A write-once-run-anywhere GPGPU library for Rust that abstracts WebGPU for CUDA-like compute with portability across desktop, mobile, and browser.
Emu is a GPGPU library for Rust that provides a CUDA-like compute abstraction over WebGPU, enabling portable GPU acceleration across multiple platforms including DirectX, Metal, Vulkan, and eventually OpenGL and browsers. It focuses on portability, modularity, and performance, allowing developers to offload heavy computations to user devices to reduce latency and improve privacy.
Rust developers working on compute-intensive applications who need cross-platform GPU acceleration, such as those building scientific simulations, data processing pipelines, or graphics tools that require CUDA-like ergonomics without being locked to specific hardware.
Developers choose Emu for its unique combination of CUDA-like ergonomics with full WebGPU transparency, enabling zero-overhead interop with graphics and custom caches, alongside asynchronous execution and automatic device management for ease of use.
The write-once-run-anywhere GPGPU library for Rust
Open-Awesome is built by the community, for the community.
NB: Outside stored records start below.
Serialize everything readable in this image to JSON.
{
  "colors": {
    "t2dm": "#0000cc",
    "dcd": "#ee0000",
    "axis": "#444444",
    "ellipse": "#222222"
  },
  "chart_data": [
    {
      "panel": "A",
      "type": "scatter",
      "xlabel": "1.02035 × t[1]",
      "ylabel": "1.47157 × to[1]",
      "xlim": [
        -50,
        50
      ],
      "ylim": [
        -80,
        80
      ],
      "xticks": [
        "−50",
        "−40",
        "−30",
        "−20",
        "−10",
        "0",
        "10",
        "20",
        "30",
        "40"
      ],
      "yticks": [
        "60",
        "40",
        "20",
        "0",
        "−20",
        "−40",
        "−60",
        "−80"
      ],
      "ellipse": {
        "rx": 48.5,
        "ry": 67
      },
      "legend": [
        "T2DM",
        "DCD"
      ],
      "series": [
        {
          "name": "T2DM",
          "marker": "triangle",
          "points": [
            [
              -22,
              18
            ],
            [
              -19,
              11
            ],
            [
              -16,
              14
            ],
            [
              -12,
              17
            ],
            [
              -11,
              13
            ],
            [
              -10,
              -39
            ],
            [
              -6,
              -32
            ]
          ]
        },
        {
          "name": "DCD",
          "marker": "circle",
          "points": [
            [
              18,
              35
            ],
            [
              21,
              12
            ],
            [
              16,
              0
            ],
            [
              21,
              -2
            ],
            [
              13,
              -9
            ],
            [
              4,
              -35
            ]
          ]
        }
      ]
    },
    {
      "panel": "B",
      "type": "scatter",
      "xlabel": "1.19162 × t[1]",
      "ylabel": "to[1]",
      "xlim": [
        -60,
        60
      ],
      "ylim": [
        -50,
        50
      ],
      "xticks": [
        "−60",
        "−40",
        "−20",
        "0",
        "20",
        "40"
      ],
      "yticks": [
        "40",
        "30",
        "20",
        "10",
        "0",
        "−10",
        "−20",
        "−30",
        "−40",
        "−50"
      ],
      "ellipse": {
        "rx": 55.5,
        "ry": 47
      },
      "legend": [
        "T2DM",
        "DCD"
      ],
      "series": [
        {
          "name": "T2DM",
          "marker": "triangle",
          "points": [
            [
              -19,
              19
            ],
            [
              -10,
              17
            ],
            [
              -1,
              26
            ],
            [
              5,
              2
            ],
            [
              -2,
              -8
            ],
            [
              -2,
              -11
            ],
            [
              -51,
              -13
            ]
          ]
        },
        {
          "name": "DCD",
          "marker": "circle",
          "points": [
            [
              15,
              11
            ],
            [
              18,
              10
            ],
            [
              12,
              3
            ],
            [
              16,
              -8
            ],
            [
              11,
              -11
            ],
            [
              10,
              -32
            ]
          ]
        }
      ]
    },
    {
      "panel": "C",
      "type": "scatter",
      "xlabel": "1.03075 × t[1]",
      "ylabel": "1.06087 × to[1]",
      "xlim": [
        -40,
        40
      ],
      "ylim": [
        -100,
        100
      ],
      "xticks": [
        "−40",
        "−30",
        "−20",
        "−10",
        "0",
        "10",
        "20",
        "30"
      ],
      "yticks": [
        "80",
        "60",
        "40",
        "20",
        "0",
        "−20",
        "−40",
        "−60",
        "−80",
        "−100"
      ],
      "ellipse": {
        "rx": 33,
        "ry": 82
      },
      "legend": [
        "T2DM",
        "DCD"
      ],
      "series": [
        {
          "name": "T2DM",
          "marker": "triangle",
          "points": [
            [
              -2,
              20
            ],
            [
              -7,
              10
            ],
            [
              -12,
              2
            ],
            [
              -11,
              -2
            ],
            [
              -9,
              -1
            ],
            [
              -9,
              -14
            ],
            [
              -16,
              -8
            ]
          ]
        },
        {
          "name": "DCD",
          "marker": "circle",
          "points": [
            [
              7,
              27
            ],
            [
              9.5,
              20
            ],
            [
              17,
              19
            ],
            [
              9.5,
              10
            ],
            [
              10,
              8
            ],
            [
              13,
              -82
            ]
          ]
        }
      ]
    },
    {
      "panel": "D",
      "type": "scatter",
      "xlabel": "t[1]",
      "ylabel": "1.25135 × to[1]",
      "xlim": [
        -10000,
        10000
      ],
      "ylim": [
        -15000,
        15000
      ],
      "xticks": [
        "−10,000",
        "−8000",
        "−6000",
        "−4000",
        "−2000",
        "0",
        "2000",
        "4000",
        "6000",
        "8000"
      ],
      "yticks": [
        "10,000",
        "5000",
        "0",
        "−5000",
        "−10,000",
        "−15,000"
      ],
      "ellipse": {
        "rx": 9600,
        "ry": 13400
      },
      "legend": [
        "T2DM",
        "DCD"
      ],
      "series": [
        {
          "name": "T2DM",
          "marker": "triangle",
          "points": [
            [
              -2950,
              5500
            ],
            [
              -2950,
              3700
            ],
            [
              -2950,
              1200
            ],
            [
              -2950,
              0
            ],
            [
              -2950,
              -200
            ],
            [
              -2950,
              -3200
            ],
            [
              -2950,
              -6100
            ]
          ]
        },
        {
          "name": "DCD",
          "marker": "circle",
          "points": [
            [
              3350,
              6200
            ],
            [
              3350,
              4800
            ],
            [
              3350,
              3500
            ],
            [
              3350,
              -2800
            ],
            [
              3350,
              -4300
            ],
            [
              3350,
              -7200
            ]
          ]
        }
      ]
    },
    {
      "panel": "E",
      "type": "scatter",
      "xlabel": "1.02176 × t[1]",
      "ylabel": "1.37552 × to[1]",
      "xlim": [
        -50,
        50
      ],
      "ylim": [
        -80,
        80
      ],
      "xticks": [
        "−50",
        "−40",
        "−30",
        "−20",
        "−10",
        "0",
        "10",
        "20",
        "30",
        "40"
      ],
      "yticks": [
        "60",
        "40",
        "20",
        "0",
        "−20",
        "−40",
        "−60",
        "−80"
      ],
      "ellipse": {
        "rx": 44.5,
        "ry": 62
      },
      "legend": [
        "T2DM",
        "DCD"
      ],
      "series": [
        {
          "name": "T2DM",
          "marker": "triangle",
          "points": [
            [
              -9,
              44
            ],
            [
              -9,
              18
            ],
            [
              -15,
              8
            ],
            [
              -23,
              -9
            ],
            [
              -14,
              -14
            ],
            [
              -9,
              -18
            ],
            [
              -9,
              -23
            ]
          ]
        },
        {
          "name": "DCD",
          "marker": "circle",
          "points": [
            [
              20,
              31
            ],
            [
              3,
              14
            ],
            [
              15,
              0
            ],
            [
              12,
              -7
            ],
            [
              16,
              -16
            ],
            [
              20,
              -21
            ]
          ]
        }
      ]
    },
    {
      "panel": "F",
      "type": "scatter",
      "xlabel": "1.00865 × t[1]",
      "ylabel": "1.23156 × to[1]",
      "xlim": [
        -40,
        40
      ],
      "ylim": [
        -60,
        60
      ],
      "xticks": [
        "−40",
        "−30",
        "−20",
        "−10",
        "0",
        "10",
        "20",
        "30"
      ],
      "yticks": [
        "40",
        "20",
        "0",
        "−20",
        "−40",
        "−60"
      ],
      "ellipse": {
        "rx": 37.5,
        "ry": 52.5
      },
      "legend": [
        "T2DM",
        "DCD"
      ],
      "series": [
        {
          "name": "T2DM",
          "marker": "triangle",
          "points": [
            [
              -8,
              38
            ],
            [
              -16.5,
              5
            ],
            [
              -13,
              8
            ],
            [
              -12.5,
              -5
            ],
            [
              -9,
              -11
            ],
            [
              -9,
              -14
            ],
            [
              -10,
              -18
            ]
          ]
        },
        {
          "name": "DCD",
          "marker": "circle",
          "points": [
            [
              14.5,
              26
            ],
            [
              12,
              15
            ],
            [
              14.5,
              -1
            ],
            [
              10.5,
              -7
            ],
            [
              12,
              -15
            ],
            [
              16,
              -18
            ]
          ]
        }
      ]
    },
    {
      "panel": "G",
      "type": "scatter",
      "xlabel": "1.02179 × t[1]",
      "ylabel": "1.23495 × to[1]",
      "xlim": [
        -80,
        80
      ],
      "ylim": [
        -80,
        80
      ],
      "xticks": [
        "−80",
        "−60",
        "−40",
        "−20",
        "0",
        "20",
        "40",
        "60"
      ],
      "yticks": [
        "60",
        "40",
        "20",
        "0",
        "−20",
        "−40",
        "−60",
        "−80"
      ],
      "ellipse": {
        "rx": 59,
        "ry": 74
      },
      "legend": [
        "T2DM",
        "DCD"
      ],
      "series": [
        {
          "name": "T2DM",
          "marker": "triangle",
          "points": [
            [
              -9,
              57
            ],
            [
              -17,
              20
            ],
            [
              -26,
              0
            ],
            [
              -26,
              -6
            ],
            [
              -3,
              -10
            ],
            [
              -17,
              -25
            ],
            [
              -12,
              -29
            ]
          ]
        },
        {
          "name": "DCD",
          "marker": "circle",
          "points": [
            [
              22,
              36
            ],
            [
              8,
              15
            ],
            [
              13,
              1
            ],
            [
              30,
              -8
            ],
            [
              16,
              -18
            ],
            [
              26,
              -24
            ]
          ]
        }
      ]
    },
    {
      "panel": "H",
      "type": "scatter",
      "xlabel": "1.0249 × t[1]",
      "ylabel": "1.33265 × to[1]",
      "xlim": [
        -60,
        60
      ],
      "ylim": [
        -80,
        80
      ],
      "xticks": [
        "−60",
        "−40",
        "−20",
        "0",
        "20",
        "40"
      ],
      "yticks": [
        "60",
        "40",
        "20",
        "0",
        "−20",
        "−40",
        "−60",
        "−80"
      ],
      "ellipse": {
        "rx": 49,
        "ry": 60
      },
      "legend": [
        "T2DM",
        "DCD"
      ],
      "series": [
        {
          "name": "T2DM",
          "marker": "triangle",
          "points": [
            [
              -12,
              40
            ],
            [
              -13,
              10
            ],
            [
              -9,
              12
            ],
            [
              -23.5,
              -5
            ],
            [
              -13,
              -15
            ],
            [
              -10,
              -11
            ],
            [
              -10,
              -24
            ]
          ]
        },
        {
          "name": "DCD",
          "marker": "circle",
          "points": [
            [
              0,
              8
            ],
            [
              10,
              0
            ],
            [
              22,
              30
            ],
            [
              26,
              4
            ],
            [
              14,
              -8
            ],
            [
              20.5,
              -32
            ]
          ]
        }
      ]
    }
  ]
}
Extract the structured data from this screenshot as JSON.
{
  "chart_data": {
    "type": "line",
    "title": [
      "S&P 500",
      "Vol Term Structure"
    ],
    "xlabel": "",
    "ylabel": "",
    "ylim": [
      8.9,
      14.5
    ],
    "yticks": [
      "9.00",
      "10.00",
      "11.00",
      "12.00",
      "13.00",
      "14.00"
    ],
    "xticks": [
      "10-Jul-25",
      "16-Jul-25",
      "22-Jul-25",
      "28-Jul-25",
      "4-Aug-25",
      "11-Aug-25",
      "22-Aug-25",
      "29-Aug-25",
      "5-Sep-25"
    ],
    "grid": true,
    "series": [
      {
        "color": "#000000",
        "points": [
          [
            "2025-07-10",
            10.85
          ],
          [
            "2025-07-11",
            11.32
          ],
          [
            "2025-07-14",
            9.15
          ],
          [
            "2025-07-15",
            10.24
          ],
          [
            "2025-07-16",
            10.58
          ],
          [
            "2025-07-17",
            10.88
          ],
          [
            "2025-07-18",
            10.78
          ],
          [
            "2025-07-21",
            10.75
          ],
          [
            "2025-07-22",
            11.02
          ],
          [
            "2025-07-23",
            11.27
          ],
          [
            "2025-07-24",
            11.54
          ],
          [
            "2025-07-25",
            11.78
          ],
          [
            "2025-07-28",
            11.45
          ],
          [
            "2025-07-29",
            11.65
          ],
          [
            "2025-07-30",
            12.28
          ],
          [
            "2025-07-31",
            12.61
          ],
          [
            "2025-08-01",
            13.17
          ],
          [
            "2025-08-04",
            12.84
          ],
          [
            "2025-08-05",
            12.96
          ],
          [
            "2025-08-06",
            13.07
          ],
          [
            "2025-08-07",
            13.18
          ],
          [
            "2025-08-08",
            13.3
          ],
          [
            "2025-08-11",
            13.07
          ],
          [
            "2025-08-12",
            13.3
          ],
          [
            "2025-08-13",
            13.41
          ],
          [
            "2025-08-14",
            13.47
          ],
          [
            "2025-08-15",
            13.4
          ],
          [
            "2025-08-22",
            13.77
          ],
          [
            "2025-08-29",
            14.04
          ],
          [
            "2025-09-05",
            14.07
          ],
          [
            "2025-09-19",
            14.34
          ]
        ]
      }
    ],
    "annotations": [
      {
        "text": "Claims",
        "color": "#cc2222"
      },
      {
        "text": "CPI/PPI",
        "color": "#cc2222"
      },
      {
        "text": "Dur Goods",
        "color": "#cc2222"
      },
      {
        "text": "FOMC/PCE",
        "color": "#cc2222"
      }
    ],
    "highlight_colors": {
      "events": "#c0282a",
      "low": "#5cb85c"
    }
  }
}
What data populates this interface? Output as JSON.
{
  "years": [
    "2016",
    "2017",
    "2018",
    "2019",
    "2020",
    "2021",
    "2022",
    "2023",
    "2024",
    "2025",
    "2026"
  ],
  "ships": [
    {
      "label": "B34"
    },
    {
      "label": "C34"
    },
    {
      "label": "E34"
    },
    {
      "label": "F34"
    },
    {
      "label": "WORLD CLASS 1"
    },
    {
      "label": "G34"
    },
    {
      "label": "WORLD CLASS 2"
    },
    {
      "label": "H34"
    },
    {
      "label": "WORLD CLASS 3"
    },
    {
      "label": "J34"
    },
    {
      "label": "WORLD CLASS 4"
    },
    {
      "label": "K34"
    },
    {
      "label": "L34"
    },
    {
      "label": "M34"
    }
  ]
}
Submit a project, suggest an awesome list, or help improve the catalog on GitHub.
Uses WebGPU to support DirectX, Metal, Vulkan, and more, enabling GPU acceleration across desktop, mobile, and eventual browser platforms, as highlighted in the README's overview.
Provides DeviceBox<T> for type-safe GPU data and DevicePool for automatic device management, making compute easier for developers familiar with CUDA, as described in the features section.
Allows zero-overhead interop with raw WebGPU constructs, enabling mixing with graphics or customizing caches and compilers, mentioned in the transparency feature.
Most operations are non-blocking with synchronization via DeviceBox::get, improving performance by allowing concurrent execution, as stated in the async API description.
At version 0.1.1 with high-priority todos like ensuring correct WebGPU polling and adding WASM support, Emu may have instability and missing features, as noted in the contributing section.
Requires handling asynchronous Rust with futures and executors, which adds boilerplate and potential bugs, as shown in the example where blocking is needed for execution.
Currently focuses on GLSL with restrictions for compute-only use, and support for WGLSL is a future enhancement, which may not suit developers preferring other shader languages or mixed workloads.